After saving Luka and Abby in the rattling season premiere, Kerry owns up to her responsibility for the Clemente incident in order to save Luka from being fired. She is demoted from Chief of Staff as a result and is now back to being an attending. Though she clearly struggled to adjust to her new position, especially with the current ER chief Luka Kovac now being her boss, Kerry seems pleased to practice medicine full-time again. Working back in the ER, Weaver catches the eye of a TV producer filming a news segment with Dr. Morris and literally steals the show. She's offered a job by the executives for news reporting. At first unsure and hesitant, Kerry soon accepts the side job reporting and makes a heroic rescue on live TV. Shortly afterwards, Kerry and her producer Courtney (Michelle Hurd) begin to develop a close relationship, one Kerry hasn't felt since her deceased partner Sandy Lopez. Courtney tells her how her great news broadcasting could open a successful career for her. However, Kerry wasn't too convinced about leaving County General for her news track. This was until ER chief Luka Kovac had to enact budget cuts and had to consider firing her. Kerry fought her position explaining how it was her sacrifice that saved Luka's job (leaving out the facts that her bad decisions and treachery had put his job in jeopardy before she did the right thing in the end). Yet after some thought during the care of an amputee patient and Katrina survivor, she felt it was time to move on. She later reconsidered accepting a television show offer at WTVJ in Miami, despite Kovac's last minute efforts to convince her to stay.
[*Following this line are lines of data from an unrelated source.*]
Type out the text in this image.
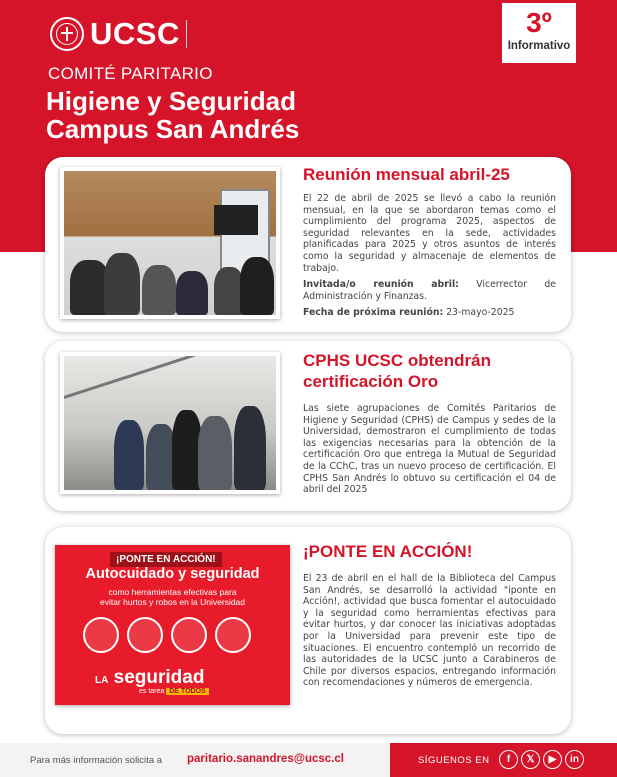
UCSC	3º
Informativo
COMITÉ PARITARIO
Higiene y Seguridad
Campus San Andrés
Reunión mensual abril-25
El 22 de abril de 2025 se llevó a cabo la reunión mensual, en la que se abordaron temas como el cumplimiento del programa 2025, aspectos de seguridad relevantes en la sede, actividades planificadas para 2025 y otros asuntos de interés como la seguridad y almacenaje de elementos de trabajo.
Invitada/o reunión abril: Vicerrector de Administración y Finanzas.
Fecha de próxima reunión: 23-mayo-2025
CPHS UCSC obtendrán certificación Oro
Las siete agrupaciones de Comités Paritarios de Higiene y Seguridad (CPHS) de Campus y sedes de la Universidad, demostraron el cumplimiento de todas las exigencias necesarias para la obtención de la certificación Oro que entrega la Mutual de Seguridad de la CChC, tras un nuevo proceso de certificación. El CPHS San Andrés lo obtuvo su certificación el 04 de abril del 2025
¡PONTE EN ACCIÓN!
Autocuidado y seguridad
como herramientas efectivas para
evitar hurtos y robos en la Universidad
LA seguridad
es tarea DE TODOS
¡PONTE EN ACCIÓN!
El 23 de abril en el hall de la Biblioteca del Campus San Andrés, se desarrolló la actividad "iponte en Acción!, actividad que busca fomentar el autocuidado y la seguridad como herramientas efectivas para evitar hurtos, y dar conocer las iniciativas adoptadas por la Universidad para prevenir este tipo de situaciones. El encuentro contempló un recorrido de las autoridades de la UCSC junto a Carabineros de Chile por diversos espacios, entregando información con recomendaciones y números de emergencia.
Para más información solicita a paritario.sanandres@ucsc.cl	SÍGUENOS EN	f	𝕏	▶	in
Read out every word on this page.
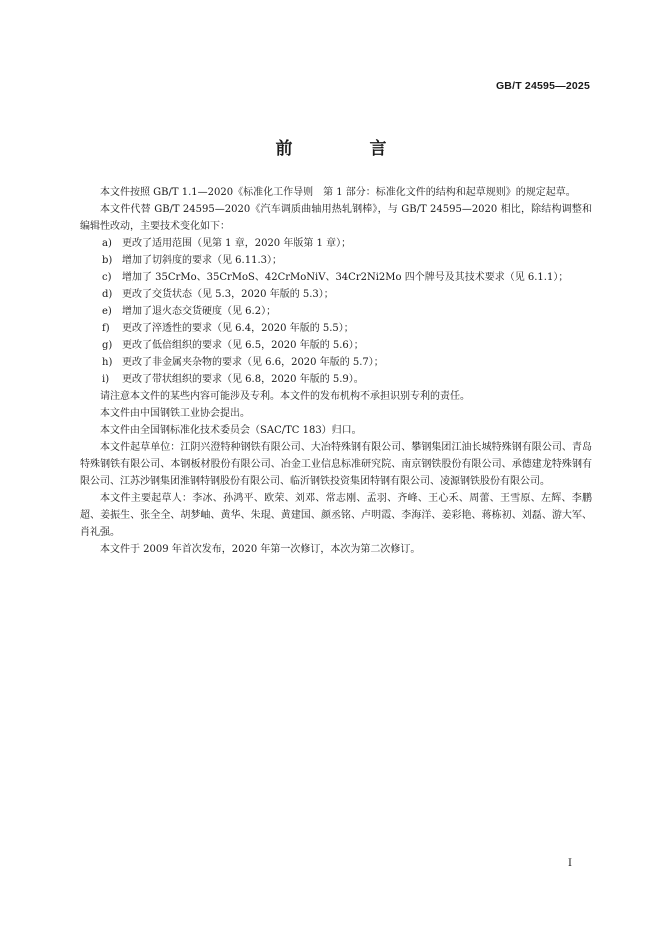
GB/T 24595—2025
前　言

本文件按照 GB/T 1.1—2020《标准化工作导则　第 1 部分：标准化文件的结构和起草规则》的规定起草。

本文件代替 GB/T 24595—2020《汽车调质曲轴用热轧钢棒》，与 GB/T 24595—2020 相比，除结构调整和编辑性改动，主要技术变化如下：

a)	更改了适用范围（见第 1 章，2020 年版第 1 章）；

b) 增加了切斜度的要求（见 6.11.3）；

c)	增加了 35CrMo、35CrMoS、42CrMoNiV、34Cr2Ni2Mo 四个牌号及其技术要求（见 6.1.1）；

d) 更改了交货状态（见 5.3，2020 年版的 5.3）；

e)	增加了退火态交货硬度（见 6.2）；

f)	更改了淬透性的要求（见 6.4，2020 年版的 5.5）；

g) 更改了低倍组织的要求（见 6.5，2020 年版的 5.6）；

h) 更改了非金属夹杂物的要求（见 6.6，2020 年版的 5.7）；

i)	更改了带状组织的要求（见 6.8，2020 年版的 5.9）。

请注意本文件的某些内容可能涉及专利。本文件的发布机构不承担识别专利的责任。

本文件由中国钢铁工业协会提出。

本文件由全国钢标准化技术委员会（SAC/TC 183）归口。

本文件起草单位：江阴兴澄特种钢铁有限公司、大冶特殊钢有限公司、攀钢集团江油长城特殊钢有限公司、青岛特殊钢铁有限公司、本钢板材股份有限公司、冶金工业信息标准研究院、南京钢铁股份有限公司、承德建龙特殊钢有限公司、江苏沙钢集团淮钢特钢股份有限公司、临沂钢铁投资集团特钢有限公司、凌源钢铁股份有限公司。

本文件主要起草人：李冰、孙鸿平、欧荣、刘邓、常志刚、孟羽、齐峰、王心禾、周蕾、王雪原、左辉、李鹏超、姜振生、张全全、胡梦岫、黄华、朱琨、黄建国、颜丞铭、卢明霞、李海洋、姜彩艳、蒋栋初、刘磊、游大军、肖礼强。

本文件于 2009 年首次发布，2020 年第一次修订，本次为第二次修订。

I
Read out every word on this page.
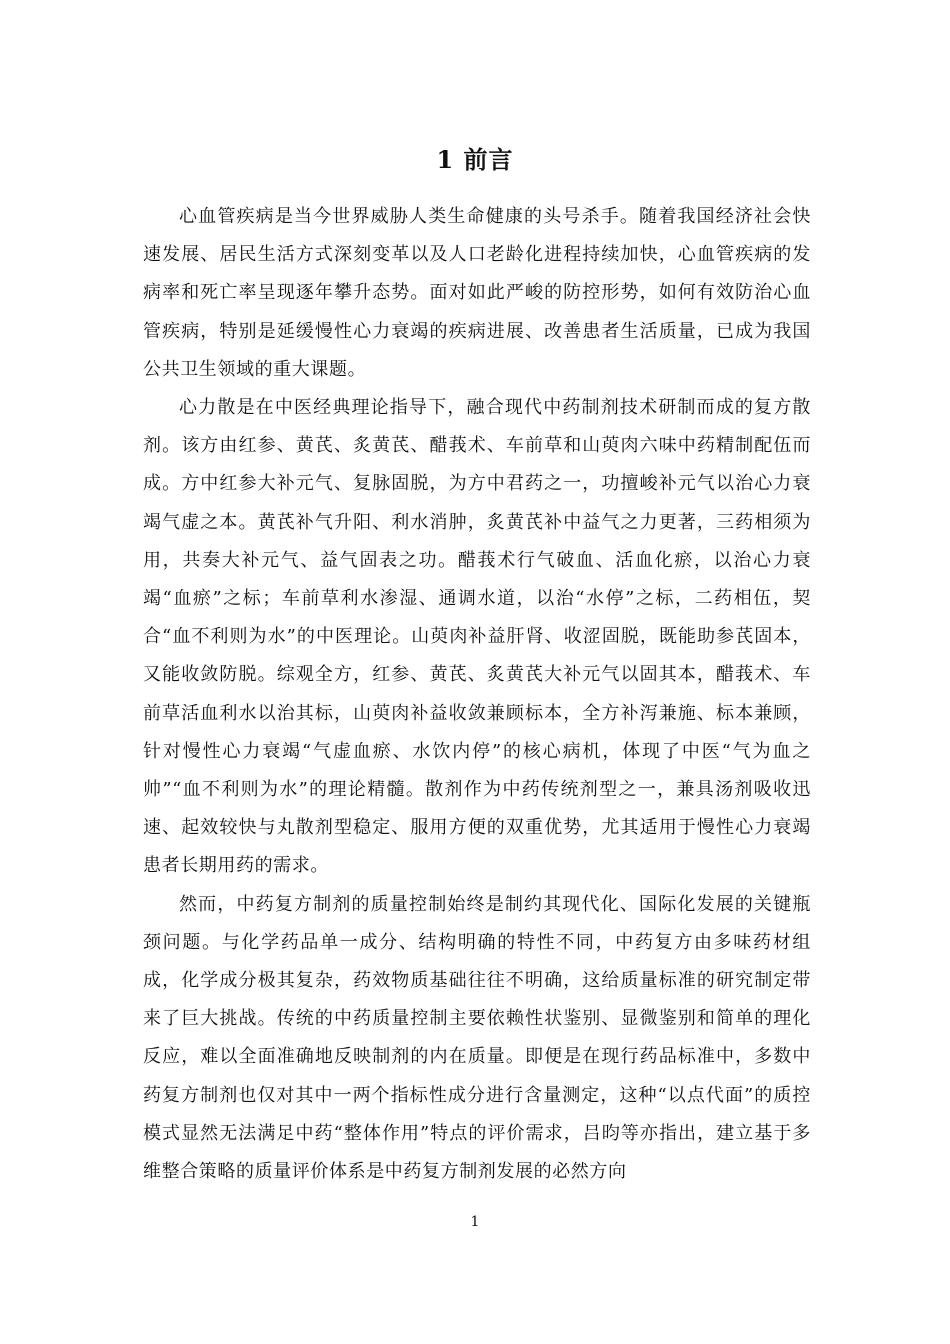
1 前言

心血管疾病是当今世界威胁人类生命健康的头号杀手。随着我国经济社会快速发展、居民生活方式深刻变革以及人口老龄化进程持续加快，心血管疾病的发病率和死亡率呈现逐年攀升态势。面对如此严峻的防控形势，如何有效防治心血管疾病，特别是延缓慢性心力衰竭的疾病进展、改善患者生活质量，已成为我国公共卫生领域的重大课题。

心力散是在中医经典理论指导下，融合现代中药制剂技术研制而成的复方散剂。该方由红参、黄芪、炙黄芪、醋莪术、车前草和山萸肉六味中药精制配伍而成。方中红参大补元气、复脉固脱，为方中君药之一，功擅峻补元气以治心力衰竭气虚之本。黄芪补气升阳、利水消肿，炙黄芪补中益气之力更著，三药相须为用，共奏大补元气、益气固表之功。醋莪术行气破血、活血化瘀，以治心力衰竭“血瘀”之标；车前草利水渗湿、通调水道，以治“水停”之标，二药相伍，契合“血不利则为水”的中医理论。山萸肉补益肝肾、收涩固脱，既能助参芪固本，又能收敛防脱。综观全方，红参、黄芪、炙黄芪大补元气以固其本，醋莪术、车前草活血利水以治其标，山萸肉补益收敛兼顾标本，全方补泻兼施、标本兼顾，针对慢性心力衰竭“气虚血瘀、水饮内停”的核心病机，体现了中医“气为血之帅”“血不利则为水”的理论精髓。散剂作为中药传统剂型之一，兼具汤剂吸收迅速、起效较快与丸散剂型稳定、服用方便的双重优势，尤其适用于慢性心力衰竭患者长期用药的需求。

然而，中药复方制剂的质量控制始终是制约其现代化、国际化发展的关键瓶颈问题。与化学药品单一成分、结构明确的特性不同，中药复方由多味药材组成，化学成分极其复杂，药效物质基础往往不明确，这给质量标准的研究制定带来了巨大挑战。传统的中药质量控制主要依赖性状鉴别、显微鉴别和简单的理化反应，难以全面准确地反映制剂的内在质量。即便是在现行药品标准中，多数中药复方制剂也仅对其中一两个指标性成分进行含量测定，这种“以点代面”的质控模式显然无法满足中药“整体作用”特点的评价需求，吕昀等亦指出，建立基于多维整合策略的质量评价体系是中药复方制剂发展的必然方向

1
Kerry Weaver's last appearance on ER was in an episode called "A House Divided" Episode number 280 in which Abby Lockhart expressed to Dr. Weaver that if it had not been for her, she'd never have become a doctor or a mother. As Kerry packed up and walked out of County General's doors for the last time, she only asked Luka to take care of the place for her.
Kerry is later mentioned at the beginning of season 15, as she sent a gift basket for Greg Pratt's funeral, and seems to still be living in Florida.